After all my reading, I came to the conclusion that the public is woefully ignorant of Brandeis' contribution to American life and its political culture. My concern turned to what Brandeis University would do to celebrate the upcoming 150th anniversary of his birth. I contacted my friends at the University, including President Jehuda Reinharz, with whom I had worked when I chaired a committee of supporters of the University's Transitional Year and Posse programs.
My concern and interest resulted in an appointment to a committee headed by Reinharz that was planning a year-long Jubilee celebrating Louis Brandeis' 150th birthday. The Jubilee will commence with a birthday celebration on Nov. 13 and includes a number of other events.
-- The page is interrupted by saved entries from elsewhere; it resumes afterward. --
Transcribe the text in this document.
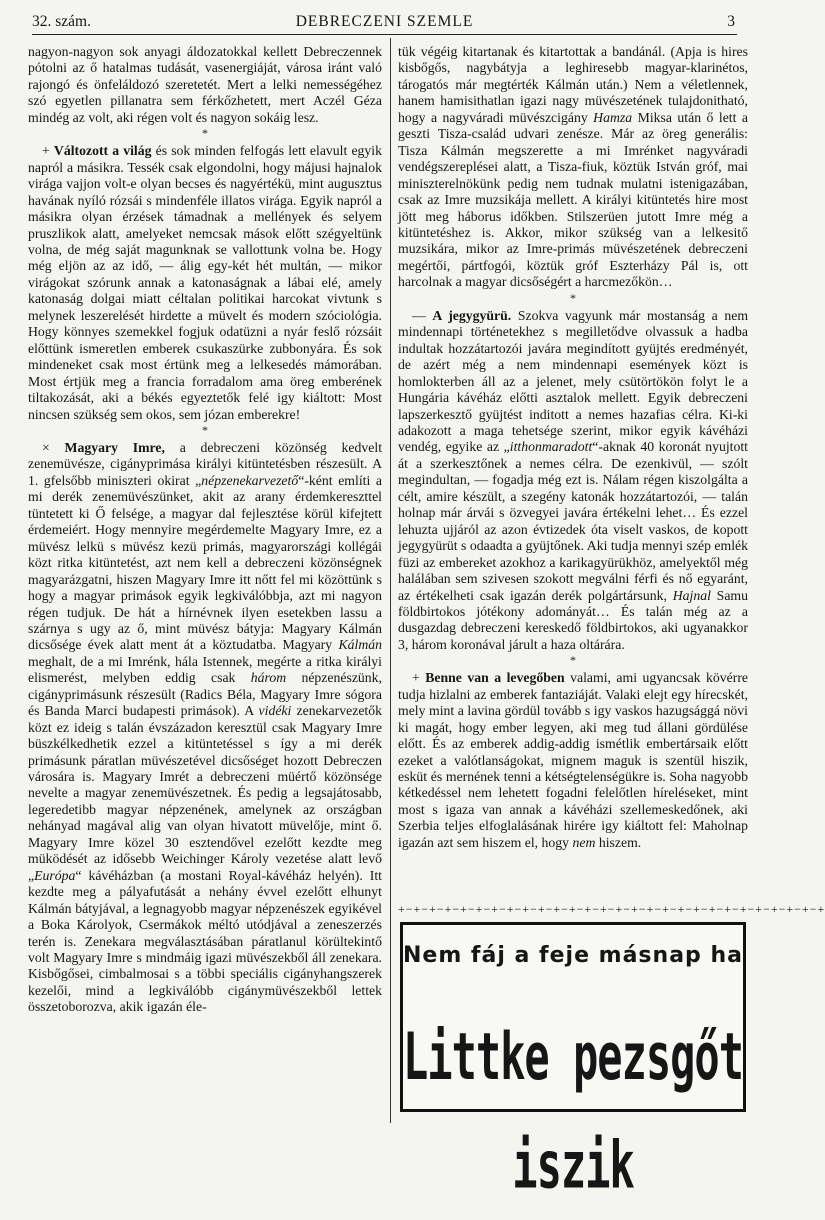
32. szám.	DEBRECZENI SZEMLE	3

nagyon-nagyon sok anyagi áldozatokkal kellett Debreczennek pótolni az ő hatalmas tudását, vasenergiáját, városa iránt való rajongó és önfeláldozó szeretetét. Mert a lelki nemességéhez szó egyetlen pillanatra sem férkőzhetett, mert Aczél Géza mindég az volt, aki régen volt és nagyon sokáig lesz.

*

+ Változott a világ és sok minden felfogás lett elavult egyik napról a másikra. Tessék csak elgondolni, hogy májusi hajnalok virága vajjon volt-e olyan becses és nagyértékü, mint augusztus havának nyíló rózsái s mindenféle illatos virága. Egyik napról a másikra olyan érzések támadnak a mellények és selyem pruszlikok alatt, amelyeket nemcsak mások előtt szégyeltünk volna, de még saját magunknak se vallottunk volna be. Hogy még eljön az az idő, — álig egy-két hét multán, — mikor virágokat szórunk annak a katonaságnak a lábai elé, amely katonaság dolgai miatt céltalan politikai harcokat vivtunk s melynek leszerelését hirdette a müvelt és modern szóciológia. Hogy könnyes szemekkel fogjuk odatüzni a nyár feslő rózsáit előttünk ismeretlen emberek csukaszürke zubbonyára. És sok mindeneket csak most értünk meg a lelkesedés mámorában. Most értjük meg a francia forradalom ama öreg emberének tiltakozását, aki a békés egyeztetők felé igy kiáltott: Most nincsen szükség sem okos, sem józan emberekre!

*

× Magyary Imre, a debreczeni közönség kedvelt zenemüvésze, cigányprimása királyi kitüntetésben részesült. A 1. gfelsőbb miniszteri okirat „népzenekarvezető“-ként említi a mi derék zenemüvészünket, akit az arany érdemkereszttel tüntetett ki Ő felsége, a magyar dal fejlesztése körül kifejtett érdemeiért. Hogy mennyire megérdemelte Magyary Imre, ez a müvész lelkü s müvész kezü primás, magyarországi kollégái közt ritka kitüntetést, azt nem kell a debreczeni közönségnek magyarázgatni, hiszen Magyary Imre itt nőtt fel mi közöttünk s hogy a magyar primások egyik legkiválóbbja, azt mi nagyon régen tudjuk. De hát a hírnévnek ilyen esetekben lassu a szárnya s ugy az ő, mint müvész bátyja: Magyary Kálmán dicsősége évek alatt ment át a köztudatba. Magyary Kálmán meghalt, de a mi Imrénk, hála Istennek, megérte a ritka királyi elismerést, melyben eddig csak három népzenészünk, cigányprimásunk részesült (Radics Béla, Magyary Imre sógora és Banda Marci budapesti primások). A vidéki zenekarvezetők közt ez ideig s talán évszázadon keresztül csak Magyary Imre büszkélkedhetik ezzel a kitüntetéssel s így a mi derék primásunk páratlan müvészetével dicsőséget hozott Debreczen városára is. Magyary Imrét a debreczeni müértő közönsége nevelte a magyar zenemüvészetnek. És pedig a legsajátosabb, legeredetibb magyar népzenének, amelynek az országban nehányad magával alig van olyan hivatott müvelője, mint ő. Magyary Imre közel 30 esztendővel ezelőtt kezdte meg müködését az idősebb Weichinger Károly vezetése alatt levő „Európa“ kávéházban (a mostani Royal-kávéház helyén). Itt kezdte meg a pályafutását a nehány évvel ezelőtt elhunyt Kálmán bátyjával, a legnagyobb magyar népzenészek egyikével a Boka Károlyok, Csermákok méltó utódjával a zeneszerzés terén is. Zenekara megválasztásában páratlanul körültekintő volt Magyary Imre s mindmáig igazi müvészekből áll zenekara. Kisbőgősei, cimbalmosai s a többi speciális cigányhangszerek kezelői, mind a legkiválóbb cigánymüvészekből lettek összetoborozva, akik igazán éle-

tük végéig kitartanak és kitartottak a bandánál. (Apja is hires kisbőgős, nagybátyja a leghiresebb magyar-klarinétos, tárogatós már megtérték Kálmán után.) Nem a véletlennek, hanem hamisithatlan igazi nagy müvészetének tulajdonitható, hogy a nagyváradi müvészcigány Hamza Miksa után ő lett a geszti Tisza-család udvari zenésze. Már az öreg generális: Tisza Kálmán megszerette a mi Imrénket nagyváradi vendégszereplései alatt, a Tisza-fiuk, köztük István gróf, mai miniszterelnökünk pedig nem tudnak mulatni istenigazában, csak az Imre muzsikája mellett. A királyi kitüntetés hire most jött meg háborus időkben. Stilszerüen jutott Imre még a kitüntetéshez is. Akkor, mikor szükség van a lelkesitő muzsikára, mikor az Imre-primás müvészetének debreczeni megértői, pártfogói, köztük gróf Eszterházy Pál is, ott harcolnak a magyar dicsőségért a harcmezőkön…

*

— A jegygyürü. Szokva vagyunk már mostanság a nem mindennapi történetekhez s megilletődve olvassuk a hadba indultak hozzátartozói javára megindított gyüjtés eredményét, de azért még a nem mindennapi események közt is homlokterben áll az a jelenet, mely csütörtökön folyt le a Hungária kávéház előtti asztalok mellett. Egyik debreczeni lapszerkesztő gyüjtést inditott a nemes hazafias célra. Ki-ki adakozott a maga tehetsége szerint, mikor egyik kávéházi vendég, egyike az „itthonmaradott“-aknak 40 koronát nyujtott át a szerkesztőnek a nemes célra. De ezenkivül, — szólt megindultan, — fogadja még ezt is. Nálam régen kiszolgálta a célt, amire készült, a szegény katonák hozzátartozói, — talán holnap már árvái s özvegyei javára értékelni lehet… És ezzel lehuzta ujjáról az azon évtizedek óta viselt vaskos, de kopott jegygyürüt s odaadta a gyüjtőnek. Aki tudja mennyi szép emlék füzi az embereket azokhoz a karikagyürükhöz, amelyektől még halálában sem szivesen szokott megválni férfi és nő egyaránt, az értékelheti csak igazán derék polgártársunk, Hajnal Samu földbirtokos jótékony adományát… És talán még az a dusgazdag debreczeni kereskedő földbirtokos, aki ugyanakkor 3, három koronával járult a haza oltárára.

*

+ Benne van a levegőben valami, ami ugyancsak kövérre tudja hizlalni az emberek fantaziáját. Valaki elejt egy hírecskét, mely mint a lavina gördül tovább s igy vaskos hazugsággá növi ki magát, hogy ember legyen, aki meg tud állani gördülése előtt. És az emberek addig-addig ismétlik embertársaik előtt ezeket a valótlanságokat, mignem maguk is szentül hiszik, esküt és mernének tenni a kétségtelenségükre is. Soha nagyobb kétkedéssel nem lehetett fogadni felelőtlen híreléseket, mint most s igaza van annak a kávéházi szellemeskedőnek, aki Szerbia teljes elfoglalásának hirére igy kiáltott fel: Maholnap igazán azt sem hiszem el, hogy nem hiszem.

+−+−+−+−+−+−+−+−+−+−+−+−+−+−+−+−+−+−+−+−+−+−+−+−+−+−+−+
Nem fáj a feje másnap ha
Littke pezsgőt iszik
Furthermore, I was pleased to learn that the University recently established a Louis D. Brandeis Legacy Fund for Social Justice, which, among other things, is sponsoring a new biography of Brandeis to be written by Prof. Jonathan Sarna (NEJS) and distributed to all incoming freshmen in the years to come. Also, a Louis Brandeis scrapbook is being prepared by the University.
Hopefully, the celebration of Brandeis' 150th birthday will serve to assure that the life and work of this extraordinary American will be fully studied and appreciated on the Brandeis campus and beyond in the coming years so that Brandeis students will not have to wait 50 years-as I did-to become familiar with his incredible legacy.
The writer is a member of the Class of 1957.